Pseudoephedrine/loratadine

Combination of
- Pseudoephedrine: Sympathomimetic
- Loratadine: H_{1} antagonist

Clinical data
- Trade names: Claritin-D, others
- AHFS/Drugs.com: claritin-d
- Routes of administration: By mouth
- ATC code: R01BA52 (WHO) ;

Legal status
- Legal status: US: OTC;

Identifiers
- CAS Number: 156098-07-6;

= Pseudoephedrine/loratadine =

Allergy medicine

Pseudoephedrine/loratadine, sold under the brand name Claritin-D among others, is an orally administered combination medication used for the treatment of allergic rhinitis (hay fever) and the common cold. Pseudoephedrine, one of the naturally occurring alkaloids of ephedra, is a sympathomimetic used as a decongestant. It produces a decongestant effect that is facilitated by the vasoconstriction in the mucosal capillaries of the upper respiratory areas. Loratadine is a long-acting antihistamine (H_{1} histamine antagonist) that is less sedating than older substances of its type.

In 2023, it was the 300th most commonly prescribed medication in the United States, with more than 400,000 prescriptions.

==Medical uses==
Pseudoephedrine/loratadine are indicated for the relief of symptoms associated with allergic rhinitis and the common cold including nasal congestion, sneezing, rhinorrhea, pruritus, and lacrimation.

==Composition==

===Clarinase Repetabs===

A Clarinase Repetab tablet contains 5 mg loratadine in the tablet coating and 120 mg pseudoephedrine sulfate equally distributed between the tablet coating and the barrier-coated core. The two active components in the coating are quickly liberated; release of pseudoephedrine in the core is delayed for several hours.

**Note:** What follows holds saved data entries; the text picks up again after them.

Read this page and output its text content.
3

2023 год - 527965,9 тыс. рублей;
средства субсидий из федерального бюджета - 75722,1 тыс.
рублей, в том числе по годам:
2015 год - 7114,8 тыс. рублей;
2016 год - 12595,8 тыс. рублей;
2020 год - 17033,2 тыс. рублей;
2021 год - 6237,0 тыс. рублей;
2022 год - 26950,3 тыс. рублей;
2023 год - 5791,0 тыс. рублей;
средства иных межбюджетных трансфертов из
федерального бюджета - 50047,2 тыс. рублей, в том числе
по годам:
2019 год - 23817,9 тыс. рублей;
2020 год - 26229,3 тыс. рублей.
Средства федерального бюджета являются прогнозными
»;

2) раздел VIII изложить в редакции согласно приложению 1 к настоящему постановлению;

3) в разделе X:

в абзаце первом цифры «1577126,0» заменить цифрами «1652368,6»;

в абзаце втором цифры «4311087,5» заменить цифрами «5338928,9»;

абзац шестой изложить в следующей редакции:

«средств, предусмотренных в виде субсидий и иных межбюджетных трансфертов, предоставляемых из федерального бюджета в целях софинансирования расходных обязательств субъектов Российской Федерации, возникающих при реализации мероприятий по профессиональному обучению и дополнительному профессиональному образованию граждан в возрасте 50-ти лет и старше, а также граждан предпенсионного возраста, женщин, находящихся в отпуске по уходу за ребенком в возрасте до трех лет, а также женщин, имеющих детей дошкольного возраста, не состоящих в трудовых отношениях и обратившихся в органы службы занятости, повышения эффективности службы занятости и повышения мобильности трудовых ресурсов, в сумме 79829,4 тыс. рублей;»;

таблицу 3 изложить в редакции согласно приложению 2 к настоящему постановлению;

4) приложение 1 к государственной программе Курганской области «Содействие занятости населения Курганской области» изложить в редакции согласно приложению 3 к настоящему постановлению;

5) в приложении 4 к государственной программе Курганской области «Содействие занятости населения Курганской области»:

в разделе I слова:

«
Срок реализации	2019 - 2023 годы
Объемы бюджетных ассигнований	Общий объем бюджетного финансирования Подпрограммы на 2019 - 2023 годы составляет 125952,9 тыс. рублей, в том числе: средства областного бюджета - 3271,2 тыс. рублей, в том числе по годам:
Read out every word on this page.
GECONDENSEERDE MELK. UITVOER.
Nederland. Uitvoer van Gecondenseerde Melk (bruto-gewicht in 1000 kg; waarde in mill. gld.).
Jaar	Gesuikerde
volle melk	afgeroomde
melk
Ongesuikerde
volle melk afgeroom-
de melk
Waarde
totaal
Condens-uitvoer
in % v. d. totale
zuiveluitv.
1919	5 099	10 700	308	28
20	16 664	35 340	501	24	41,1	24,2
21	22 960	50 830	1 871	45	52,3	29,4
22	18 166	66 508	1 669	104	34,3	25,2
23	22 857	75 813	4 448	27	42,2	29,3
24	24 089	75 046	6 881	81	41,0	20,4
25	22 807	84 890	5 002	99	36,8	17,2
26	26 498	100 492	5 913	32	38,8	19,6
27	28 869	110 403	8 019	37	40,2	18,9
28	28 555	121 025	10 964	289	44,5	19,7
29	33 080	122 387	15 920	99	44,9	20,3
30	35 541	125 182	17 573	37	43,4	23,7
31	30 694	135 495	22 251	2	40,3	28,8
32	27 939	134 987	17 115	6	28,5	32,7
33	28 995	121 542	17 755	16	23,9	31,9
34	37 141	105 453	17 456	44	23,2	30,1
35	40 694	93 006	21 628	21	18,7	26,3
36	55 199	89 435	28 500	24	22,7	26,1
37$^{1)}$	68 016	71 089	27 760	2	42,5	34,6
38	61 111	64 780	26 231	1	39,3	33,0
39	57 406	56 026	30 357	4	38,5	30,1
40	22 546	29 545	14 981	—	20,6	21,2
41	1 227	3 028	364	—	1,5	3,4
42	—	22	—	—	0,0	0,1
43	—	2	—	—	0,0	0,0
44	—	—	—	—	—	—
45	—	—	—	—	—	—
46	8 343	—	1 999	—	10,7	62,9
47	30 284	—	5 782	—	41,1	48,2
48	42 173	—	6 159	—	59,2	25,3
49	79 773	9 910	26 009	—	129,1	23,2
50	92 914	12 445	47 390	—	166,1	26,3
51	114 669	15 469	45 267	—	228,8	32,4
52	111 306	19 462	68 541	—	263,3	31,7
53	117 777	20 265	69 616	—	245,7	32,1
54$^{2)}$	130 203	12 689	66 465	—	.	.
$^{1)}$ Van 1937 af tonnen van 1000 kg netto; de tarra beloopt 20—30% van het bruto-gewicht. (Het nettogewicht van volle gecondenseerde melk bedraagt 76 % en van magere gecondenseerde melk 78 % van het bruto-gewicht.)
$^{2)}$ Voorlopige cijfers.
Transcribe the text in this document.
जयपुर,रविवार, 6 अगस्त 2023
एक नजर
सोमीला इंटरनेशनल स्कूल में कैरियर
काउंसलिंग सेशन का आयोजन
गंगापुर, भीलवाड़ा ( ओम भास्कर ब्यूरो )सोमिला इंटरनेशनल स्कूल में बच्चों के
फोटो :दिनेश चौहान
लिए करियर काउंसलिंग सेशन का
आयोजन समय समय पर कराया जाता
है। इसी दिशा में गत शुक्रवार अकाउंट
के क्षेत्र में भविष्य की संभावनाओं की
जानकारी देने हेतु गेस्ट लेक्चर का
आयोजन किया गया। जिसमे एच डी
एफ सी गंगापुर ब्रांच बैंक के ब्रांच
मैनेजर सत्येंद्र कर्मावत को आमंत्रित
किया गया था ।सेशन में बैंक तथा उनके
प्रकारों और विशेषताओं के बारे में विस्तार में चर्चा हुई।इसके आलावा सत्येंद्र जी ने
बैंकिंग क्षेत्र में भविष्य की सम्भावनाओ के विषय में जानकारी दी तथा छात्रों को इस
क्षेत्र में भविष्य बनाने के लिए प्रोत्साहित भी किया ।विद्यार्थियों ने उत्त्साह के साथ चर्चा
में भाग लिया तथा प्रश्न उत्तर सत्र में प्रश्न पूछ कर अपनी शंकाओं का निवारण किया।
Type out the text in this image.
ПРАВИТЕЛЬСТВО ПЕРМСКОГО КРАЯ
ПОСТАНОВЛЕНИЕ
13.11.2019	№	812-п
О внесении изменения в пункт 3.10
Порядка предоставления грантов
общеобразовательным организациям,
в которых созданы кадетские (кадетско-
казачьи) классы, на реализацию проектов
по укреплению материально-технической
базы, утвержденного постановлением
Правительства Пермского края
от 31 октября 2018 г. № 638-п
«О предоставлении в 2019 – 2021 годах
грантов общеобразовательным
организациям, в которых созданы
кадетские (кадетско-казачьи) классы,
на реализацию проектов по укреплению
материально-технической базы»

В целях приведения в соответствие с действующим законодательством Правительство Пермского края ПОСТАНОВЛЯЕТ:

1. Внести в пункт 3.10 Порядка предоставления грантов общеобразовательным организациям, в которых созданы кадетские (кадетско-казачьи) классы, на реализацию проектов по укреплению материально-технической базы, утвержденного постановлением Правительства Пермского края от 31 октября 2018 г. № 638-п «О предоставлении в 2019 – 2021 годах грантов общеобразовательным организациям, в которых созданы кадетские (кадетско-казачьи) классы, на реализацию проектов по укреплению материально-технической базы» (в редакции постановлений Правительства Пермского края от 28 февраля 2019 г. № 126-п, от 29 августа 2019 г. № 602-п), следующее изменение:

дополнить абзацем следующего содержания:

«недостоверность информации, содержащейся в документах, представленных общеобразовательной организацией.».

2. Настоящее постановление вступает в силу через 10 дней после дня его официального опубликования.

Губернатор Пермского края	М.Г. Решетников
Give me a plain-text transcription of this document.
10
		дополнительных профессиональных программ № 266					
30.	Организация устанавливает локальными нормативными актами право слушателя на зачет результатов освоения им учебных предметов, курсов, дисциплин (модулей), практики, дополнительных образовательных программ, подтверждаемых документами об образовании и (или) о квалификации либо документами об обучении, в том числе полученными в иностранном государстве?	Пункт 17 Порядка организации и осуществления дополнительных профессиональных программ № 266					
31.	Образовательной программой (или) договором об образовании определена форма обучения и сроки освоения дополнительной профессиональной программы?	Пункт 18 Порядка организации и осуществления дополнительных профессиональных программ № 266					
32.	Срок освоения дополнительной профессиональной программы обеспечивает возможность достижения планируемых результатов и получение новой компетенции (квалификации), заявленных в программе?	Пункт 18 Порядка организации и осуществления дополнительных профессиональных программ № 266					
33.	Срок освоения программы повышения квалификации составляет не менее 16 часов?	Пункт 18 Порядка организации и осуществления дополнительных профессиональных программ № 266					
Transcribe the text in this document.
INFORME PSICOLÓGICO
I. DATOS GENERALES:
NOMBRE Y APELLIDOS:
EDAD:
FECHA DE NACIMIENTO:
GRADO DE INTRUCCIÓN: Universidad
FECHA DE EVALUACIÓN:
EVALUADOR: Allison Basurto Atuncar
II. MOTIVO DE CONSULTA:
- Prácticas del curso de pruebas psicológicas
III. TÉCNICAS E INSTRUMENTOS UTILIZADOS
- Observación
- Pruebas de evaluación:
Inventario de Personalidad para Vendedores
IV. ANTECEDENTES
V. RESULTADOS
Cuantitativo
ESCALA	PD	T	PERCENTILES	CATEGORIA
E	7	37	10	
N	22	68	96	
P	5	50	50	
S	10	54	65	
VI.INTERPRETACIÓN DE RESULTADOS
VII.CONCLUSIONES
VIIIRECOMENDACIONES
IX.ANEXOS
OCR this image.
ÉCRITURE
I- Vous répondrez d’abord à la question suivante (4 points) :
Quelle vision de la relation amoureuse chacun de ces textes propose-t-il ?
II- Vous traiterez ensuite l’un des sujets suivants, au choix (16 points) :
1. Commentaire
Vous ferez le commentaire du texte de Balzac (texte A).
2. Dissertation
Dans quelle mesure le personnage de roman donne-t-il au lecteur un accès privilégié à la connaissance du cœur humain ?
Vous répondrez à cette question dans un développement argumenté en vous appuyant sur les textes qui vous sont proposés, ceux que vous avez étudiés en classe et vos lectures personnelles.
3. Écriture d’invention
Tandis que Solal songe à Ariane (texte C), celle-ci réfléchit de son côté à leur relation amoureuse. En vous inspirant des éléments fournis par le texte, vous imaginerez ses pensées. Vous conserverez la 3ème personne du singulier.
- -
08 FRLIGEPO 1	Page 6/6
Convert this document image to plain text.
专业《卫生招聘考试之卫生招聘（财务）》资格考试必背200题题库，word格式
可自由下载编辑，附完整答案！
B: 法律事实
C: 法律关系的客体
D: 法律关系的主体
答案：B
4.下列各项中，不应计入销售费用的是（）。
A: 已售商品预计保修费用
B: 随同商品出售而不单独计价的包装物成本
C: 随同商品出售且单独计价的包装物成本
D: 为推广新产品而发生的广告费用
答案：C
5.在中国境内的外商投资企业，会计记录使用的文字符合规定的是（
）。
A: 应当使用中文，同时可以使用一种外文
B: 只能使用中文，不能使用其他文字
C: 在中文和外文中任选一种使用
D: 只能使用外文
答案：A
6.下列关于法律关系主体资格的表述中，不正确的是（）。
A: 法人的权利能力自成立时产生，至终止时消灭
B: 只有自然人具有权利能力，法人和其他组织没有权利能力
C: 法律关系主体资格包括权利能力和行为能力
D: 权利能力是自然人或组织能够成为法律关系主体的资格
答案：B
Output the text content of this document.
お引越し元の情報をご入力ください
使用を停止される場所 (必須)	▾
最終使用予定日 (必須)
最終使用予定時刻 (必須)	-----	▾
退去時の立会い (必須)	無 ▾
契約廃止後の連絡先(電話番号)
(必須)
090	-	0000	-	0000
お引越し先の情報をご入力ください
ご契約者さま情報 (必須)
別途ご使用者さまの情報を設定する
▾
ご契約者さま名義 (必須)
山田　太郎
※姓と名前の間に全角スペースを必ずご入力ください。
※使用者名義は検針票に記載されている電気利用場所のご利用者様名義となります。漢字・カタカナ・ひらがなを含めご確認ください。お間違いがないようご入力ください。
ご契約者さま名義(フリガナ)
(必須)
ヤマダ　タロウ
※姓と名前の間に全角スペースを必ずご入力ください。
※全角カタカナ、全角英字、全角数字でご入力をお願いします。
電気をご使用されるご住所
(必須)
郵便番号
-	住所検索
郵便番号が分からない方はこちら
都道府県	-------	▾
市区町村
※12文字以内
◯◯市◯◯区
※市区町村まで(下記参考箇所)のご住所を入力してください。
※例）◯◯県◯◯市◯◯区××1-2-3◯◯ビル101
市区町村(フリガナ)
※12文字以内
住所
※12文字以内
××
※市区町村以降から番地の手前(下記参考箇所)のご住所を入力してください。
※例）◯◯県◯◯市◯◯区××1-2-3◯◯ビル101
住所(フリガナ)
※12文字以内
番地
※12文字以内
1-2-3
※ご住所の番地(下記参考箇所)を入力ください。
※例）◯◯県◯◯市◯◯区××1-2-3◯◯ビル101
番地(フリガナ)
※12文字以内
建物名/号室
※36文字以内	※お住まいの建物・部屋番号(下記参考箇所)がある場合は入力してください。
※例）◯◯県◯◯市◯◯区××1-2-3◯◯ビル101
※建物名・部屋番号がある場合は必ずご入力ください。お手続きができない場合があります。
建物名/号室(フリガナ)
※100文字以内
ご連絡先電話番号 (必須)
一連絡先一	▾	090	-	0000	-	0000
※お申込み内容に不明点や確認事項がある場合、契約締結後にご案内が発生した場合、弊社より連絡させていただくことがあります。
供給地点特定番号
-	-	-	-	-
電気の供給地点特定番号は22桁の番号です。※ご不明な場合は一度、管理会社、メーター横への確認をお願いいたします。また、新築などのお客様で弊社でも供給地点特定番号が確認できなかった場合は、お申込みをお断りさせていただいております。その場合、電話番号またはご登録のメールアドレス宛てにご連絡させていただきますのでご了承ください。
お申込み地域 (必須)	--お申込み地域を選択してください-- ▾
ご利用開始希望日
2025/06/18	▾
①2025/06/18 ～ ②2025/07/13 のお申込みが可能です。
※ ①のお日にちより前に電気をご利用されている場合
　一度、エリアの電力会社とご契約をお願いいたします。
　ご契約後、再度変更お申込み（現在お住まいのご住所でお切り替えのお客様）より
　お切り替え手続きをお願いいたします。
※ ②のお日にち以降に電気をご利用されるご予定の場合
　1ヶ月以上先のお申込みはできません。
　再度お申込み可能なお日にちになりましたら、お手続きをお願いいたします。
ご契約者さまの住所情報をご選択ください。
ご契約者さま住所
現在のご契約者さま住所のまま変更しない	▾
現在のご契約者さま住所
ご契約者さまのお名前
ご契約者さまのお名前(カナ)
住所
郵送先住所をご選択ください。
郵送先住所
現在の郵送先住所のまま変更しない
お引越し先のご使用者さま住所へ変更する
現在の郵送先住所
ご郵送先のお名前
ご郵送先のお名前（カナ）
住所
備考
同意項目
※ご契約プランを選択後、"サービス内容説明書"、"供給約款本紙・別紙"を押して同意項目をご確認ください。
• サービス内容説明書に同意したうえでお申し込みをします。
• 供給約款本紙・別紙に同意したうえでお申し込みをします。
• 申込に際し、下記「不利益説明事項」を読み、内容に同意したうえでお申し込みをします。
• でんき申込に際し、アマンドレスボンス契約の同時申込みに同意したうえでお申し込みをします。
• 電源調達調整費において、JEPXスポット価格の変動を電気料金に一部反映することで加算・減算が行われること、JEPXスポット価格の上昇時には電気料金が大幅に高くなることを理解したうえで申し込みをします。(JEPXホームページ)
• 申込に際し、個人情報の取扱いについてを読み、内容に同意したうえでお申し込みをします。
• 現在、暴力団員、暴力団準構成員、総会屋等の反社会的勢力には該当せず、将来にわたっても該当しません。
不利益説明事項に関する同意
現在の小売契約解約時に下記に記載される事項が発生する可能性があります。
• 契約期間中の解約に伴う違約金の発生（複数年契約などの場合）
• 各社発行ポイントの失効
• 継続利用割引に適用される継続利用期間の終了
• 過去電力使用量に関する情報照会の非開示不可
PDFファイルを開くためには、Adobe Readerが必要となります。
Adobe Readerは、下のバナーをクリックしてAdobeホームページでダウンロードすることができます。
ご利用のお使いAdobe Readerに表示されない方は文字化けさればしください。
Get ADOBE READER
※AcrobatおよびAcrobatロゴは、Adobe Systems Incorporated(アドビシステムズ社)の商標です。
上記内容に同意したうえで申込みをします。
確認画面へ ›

==Interactions, adverse effects and contraindications==
Interactions, adverse effects and contraindications are described in more detail in the articles about pseudoephedrine and loratadine.

===Interactions===

When sympathomimetics are given to patients receiving monoamine oxidase inhibitors (MAO inhibitors), hypertensive reactions, including hypertensive crises may occur.

===Adverse effects===

During controlled clinical studies with the recommended dosage, the incidence of adverse effects was comparable to that of placebo, with the exception of insomnia and dry mouth, both of which were commonly reported.

===Contraindications===

Pseudoephedrine/loratadine is contraindicated in people receiving MAO inhibitor therapy or within 14 days of discontinuing such treatment and in people with narrow angle glaucoma, urinary retention, severe hypertension, severe coronary artery disease and hyperthyroidism.

== Society and culture ==
=== Brand names ===
It is sold under various brand names including Claritin-D, Clarinase, Clarinase Repetabs, Lorinase, Rhinos SR, and Allerclear-D.